Logikanya sederhana. Kalau hanya segelintir orang yang punya akses ke ilmu setinggi ini, sementara mayoritas masyarakat tidak, maka ilmu itu bukan milik pribadi semata. Ia adalah semacam 'utang' kepada semua orang yang tidak pernah mendapat kesempatan yang sama.
Sebagai mahasiswa Magister, kita sering dianggap lebih pintar, lebih berwawasan, lebih "segalanya".
Anggapan itu tidak sepenuhnya salah. Sebab logikanya, semakin tinggi jenjang pendidikan maka semakin besar pula akses terhadap ilmu dan cara berpikir yang terstruktur.
Tapi realitanya, gelar tidak otomatis membuat seseorang lebih bijaksana. Titel bisa didapat tanpa harus benar-benar mengubah cara seseorang berpikir atau bersikap terhadap sekitarnya.
Maka, jika ilmu yang kita punya tidak lantas membuat kita menjadi orang yang lebih bertanggung jawab, lalu untuk apa sebenarnya ilmu itu?
Tak Ada yang Menuntut, Tapi Seharusnya Ada yang Berubah
Tidak ada aturan tertulis yang mewajibkan seorang magister untuk berbuat A, B, C, atau D. Tidak ada polisi moral yang mengawasi apakah gelar itu dipakai untuk kebaikan atau tidak.

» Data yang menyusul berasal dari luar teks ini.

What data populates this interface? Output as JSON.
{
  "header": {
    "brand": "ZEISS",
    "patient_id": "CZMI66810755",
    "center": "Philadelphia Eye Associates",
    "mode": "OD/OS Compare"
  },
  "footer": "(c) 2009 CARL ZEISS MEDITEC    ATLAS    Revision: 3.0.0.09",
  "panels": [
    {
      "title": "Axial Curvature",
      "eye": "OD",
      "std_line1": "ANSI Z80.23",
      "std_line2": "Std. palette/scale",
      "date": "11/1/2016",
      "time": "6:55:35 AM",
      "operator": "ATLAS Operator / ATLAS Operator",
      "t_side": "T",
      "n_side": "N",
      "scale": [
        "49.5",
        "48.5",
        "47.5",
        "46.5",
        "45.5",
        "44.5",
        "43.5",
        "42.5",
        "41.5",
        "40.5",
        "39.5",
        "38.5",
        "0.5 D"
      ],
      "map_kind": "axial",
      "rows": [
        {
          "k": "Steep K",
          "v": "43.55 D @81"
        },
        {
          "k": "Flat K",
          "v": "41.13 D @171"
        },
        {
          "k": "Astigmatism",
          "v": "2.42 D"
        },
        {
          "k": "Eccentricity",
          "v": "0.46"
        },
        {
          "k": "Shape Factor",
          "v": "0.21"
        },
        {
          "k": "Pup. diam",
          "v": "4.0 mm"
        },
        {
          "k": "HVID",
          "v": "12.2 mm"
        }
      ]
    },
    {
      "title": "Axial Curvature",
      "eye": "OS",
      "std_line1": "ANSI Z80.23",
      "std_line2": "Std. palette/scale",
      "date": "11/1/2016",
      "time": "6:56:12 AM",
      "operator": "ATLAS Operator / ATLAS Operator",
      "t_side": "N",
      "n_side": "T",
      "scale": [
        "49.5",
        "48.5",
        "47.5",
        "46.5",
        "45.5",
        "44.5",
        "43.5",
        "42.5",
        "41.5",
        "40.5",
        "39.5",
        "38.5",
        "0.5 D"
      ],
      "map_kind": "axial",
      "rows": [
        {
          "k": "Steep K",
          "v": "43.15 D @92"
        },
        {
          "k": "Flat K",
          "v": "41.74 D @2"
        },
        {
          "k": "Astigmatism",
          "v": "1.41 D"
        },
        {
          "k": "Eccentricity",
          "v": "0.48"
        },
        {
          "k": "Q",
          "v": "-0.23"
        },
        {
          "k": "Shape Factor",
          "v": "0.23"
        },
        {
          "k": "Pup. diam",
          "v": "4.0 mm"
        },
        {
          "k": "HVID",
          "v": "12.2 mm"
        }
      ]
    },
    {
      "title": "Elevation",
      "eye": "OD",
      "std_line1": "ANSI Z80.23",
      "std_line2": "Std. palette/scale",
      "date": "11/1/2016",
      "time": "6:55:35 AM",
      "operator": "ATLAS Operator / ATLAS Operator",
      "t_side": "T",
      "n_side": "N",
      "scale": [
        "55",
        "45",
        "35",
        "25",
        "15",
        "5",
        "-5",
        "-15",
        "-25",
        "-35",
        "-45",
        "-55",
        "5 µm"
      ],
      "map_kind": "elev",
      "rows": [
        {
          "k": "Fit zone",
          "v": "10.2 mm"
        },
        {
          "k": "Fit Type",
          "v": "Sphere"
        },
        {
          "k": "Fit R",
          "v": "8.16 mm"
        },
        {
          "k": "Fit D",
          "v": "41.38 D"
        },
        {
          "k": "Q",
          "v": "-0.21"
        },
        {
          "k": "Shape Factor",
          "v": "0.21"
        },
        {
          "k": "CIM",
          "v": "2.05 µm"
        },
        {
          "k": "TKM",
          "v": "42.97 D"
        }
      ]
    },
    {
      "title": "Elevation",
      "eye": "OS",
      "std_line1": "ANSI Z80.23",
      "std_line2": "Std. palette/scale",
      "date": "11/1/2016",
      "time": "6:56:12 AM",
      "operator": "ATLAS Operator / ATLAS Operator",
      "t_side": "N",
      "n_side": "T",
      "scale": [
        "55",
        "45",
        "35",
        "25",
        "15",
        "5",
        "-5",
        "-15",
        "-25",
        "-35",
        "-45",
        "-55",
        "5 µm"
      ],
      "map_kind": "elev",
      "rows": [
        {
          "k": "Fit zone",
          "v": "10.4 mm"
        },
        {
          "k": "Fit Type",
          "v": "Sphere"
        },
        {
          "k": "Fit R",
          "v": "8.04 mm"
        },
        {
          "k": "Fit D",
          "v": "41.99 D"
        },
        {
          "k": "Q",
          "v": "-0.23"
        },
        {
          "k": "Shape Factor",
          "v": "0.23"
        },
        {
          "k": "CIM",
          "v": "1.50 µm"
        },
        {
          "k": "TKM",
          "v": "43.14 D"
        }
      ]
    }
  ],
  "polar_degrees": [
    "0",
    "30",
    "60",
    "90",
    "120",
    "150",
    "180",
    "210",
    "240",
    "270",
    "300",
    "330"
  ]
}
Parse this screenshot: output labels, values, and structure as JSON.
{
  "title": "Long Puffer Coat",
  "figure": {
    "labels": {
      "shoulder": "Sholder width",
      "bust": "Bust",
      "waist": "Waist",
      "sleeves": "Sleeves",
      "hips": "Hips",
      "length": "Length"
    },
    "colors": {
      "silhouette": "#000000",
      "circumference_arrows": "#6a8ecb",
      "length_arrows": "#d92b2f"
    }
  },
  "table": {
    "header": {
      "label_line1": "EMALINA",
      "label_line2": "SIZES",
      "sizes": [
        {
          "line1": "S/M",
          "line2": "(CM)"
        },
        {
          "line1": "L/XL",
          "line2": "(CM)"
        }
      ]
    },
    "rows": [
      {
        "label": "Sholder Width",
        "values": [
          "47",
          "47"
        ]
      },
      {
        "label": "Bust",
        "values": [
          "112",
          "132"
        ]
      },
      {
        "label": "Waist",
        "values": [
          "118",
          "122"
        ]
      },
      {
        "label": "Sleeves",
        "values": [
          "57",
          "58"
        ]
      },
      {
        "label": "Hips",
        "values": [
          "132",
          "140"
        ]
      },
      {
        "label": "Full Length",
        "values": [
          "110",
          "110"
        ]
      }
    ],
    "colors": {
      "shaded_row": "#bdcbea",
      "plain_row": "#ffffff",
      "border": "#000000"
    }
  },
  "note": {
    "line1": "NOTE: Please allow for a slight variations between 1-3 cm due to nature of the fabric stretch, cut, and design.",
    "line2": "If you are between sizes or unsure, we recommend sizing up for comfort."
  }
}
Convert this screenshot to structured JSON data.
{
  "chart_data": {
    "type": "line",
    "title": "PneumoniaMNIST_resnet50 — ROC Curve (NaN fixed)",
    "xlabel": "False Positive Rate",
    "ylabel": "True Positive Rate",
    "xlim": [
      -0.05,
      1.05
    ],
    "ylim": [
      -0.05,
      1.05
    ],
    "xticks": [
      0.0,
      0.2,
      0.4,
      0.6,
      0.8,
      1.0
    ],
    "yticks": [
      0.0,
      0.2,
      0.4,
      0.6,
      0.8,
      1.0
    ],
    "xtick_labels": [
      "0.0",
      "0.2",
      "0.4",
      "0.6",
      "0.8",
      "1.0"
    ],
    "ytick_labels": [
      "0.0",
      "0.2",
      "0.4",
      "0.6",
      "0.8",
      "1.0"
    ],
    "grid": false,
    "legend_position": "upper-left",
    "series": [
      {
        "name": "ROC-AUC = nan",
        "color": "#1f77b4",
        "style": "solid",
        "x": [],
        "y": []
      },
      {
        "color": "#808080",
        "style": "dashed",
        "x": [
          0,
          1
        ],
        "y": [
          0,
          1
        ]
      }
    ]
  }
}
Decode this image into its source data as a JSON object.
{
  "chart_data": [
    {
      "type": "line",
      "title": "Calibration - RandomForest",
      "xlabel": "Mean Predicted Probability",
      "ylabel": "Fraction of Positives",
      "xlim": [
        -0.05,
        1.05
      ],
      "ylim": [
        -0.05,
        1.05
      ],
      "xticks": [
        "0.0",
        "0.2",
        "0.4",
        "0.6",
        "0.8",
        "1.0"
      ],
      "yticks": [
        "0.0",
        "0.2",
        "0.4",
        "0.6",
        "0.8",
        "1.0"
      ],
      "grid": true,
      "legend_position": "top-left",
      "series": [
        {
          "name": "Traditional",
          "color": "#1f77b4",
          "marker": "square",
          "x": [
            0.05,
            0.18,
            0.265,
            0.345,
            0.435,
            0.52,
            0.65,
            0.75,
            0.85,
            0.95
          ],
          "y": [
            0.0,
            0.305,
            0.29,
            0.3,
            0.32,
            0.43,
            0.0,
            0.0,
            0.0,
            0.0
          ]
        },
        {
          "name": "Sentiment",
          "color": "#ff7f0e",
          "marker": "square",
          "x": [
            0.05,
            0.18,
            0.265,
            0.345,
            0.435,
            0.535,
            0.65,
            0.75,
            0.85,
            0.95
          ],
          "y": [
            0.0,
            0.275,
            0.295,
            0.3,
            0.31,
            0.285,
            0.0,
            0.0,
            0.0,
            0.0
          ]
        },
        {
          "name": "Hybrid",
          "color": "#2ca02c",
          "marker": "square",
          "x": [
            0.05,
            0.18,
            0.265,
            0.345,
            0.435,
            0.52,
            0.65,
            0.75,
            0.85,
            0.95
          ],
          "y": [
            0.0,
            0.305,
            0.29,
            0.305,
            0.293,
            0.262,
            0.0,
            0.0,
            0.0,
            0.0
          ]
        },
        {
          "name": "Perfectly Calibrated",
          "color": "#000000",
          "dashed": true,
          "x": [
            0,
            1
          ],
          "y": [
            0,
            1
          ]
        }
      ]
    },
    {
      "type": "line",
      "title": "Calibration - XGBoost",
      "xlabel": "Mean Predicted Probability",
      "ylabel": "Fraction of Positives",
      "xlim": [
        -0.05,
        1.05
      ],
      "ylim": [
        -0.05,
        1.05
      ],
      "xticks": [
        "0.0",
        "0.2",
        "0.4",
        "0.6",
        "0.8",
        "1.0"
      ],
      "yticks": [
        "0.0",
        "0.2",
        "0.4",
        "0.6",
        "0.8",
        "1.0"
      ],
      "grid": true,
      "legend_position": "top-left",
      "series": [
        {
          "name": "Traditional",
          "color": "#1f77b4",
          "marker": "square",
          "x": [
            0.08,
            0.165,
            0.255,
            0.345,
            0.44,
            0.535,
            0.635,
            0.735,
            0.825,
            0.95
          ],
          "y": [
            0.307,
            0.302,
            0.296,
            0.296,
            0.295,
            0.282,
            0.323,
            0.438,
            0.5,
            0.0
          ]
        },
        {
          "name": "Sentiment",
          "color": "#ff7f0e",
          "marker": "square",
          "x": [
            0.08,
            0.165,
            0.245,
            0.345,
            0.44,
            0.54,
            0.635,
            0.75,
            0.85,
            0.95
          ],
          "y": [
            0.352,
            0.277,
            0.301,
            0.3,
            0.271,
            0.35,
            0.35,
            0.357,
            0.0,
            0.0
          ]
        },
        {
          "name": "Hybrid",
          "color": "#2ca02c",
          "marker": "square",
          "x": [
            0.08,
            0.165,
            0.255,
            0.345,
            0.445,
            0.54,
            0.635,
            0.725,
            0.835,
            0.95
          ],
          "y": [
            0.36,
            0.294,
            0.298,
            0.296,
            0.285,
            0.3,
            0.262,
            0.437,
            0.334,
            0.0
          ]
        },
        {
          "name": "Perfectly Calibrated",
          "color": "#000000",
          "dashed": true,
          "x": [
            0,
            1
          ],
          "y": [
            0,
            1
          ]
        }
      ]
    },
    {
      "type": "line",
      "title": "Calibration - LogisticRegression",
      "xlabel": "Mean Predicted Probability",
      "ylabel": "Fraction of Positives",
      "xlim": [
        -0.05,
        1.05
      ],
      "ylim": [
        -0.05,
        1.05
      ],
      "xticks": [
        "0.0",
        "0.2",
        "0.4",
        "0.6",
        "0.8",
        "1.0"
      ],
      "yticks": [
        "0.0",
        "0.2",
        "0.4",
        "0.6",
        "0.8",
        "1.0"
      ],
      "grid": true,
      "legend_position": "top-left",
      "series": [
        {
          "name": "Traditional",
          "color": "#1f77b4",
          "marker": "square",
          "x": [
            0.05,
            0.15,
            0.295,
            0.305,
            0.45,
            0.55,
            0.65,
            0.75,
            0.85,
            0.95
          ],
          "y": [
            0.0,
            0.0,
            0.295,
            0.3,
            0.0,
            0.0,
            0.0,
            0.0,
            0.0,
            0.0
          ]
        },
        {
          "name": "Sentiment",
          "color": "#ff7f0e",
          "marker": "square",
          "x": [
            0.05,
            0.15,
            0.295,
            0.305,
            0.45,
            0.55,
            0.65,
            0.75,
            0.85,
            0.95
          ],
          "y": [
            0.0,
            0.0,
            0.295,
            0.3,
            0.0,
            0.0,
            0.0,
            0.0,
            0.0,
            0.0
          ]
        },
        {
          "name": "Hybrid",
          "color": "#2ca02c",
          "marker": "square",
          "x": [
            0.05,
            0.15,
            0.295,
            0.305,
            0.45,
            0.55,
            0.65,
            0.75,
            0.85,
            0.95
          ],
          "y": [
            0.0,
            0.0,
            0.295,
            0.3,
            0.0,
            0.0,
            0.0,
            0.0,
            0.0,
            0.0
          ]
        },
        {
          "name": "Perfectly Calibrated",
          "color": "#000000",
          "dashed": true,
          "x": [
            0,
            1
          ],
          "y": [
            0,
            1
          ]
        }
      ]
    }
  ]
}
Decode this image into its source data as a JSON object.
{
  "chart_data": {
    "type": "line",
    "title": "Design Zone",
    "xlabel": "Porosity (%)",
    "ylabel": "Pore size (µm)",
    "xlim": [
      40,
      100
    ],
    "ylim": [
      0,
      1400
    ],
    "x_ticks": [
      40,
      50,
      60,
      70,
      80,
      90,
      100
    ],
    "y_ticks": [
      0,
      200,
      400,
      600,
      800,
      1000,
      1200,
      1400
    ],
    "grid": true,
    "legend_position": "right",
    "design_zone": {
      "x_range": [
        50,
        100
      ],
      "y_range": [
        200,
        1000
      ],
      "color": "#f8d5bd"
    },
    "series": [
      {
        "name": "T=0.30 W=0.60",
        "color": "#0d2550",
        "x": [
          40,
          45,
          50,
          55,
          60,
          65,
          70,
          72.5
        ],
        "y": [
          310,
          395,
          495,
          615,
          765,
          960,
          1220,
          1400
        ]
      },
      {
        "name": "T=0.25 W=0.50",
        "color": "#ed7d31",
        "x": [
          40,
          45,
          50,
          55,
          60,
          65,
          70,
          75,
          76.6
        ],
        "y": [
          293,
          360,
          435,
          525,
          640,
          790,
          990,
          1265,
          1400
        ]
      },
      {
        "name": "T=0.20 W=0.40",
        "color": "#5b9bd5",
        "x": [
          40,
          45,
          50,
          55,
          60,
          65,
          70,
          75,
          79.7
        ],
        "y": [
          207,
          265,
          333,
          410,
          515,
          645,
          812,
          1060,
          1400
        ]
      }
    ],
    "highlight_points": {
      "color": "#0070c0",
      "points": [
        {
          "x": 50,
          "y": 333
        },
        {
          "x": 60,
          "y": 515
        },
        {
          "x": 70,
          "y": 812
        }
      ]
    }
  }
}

Tapi justru di situ letak ujiannya. Ilmu yang kita peroleh seharusnya membentuk cara kita memandang persoalan di sekitar kita menjadi lebih peka, sensitif, dan solutif.
Secara tidak langsung, kita punya peran untuk menjadi bagian masyarakat yang wise di tengah society yang penuh kebisingan informasi dan opini instan.
I know, it's not an easy path to walk.
Jikalau pun kita belum mampu menghadirkan perbaikan nyata bagi masyarakat, minimal jangan sampai kita justru menjadi bagian dari perusakan ideologi, moral, dan intelektual generasi penerus kita.
Memilih untuk Bertanggung Jawab
Menjadi bagian dari kelompok kecil yang mengenyam pendidikan setinggi ini sebenarnya adalah sebuah pilihan yang berisiko.
Risiko untuk terus dituntut lebih, risiko untuk terus mempertanyakan diri sendiri apakah ilmu yang dimiliki sudah cukup memberi manfaat, risiko untuk tidak merasa nyaman dengan kondisi yang ada.
Untuk teman-teman sesama Magister, apakah kalian juga memikirkan hal yang sama?
So, let's take the risk!
Risiko untuk terus bertanggung jawab atas ilmu yang kita peroleh, bukan sekadar berbangga dengan gelar.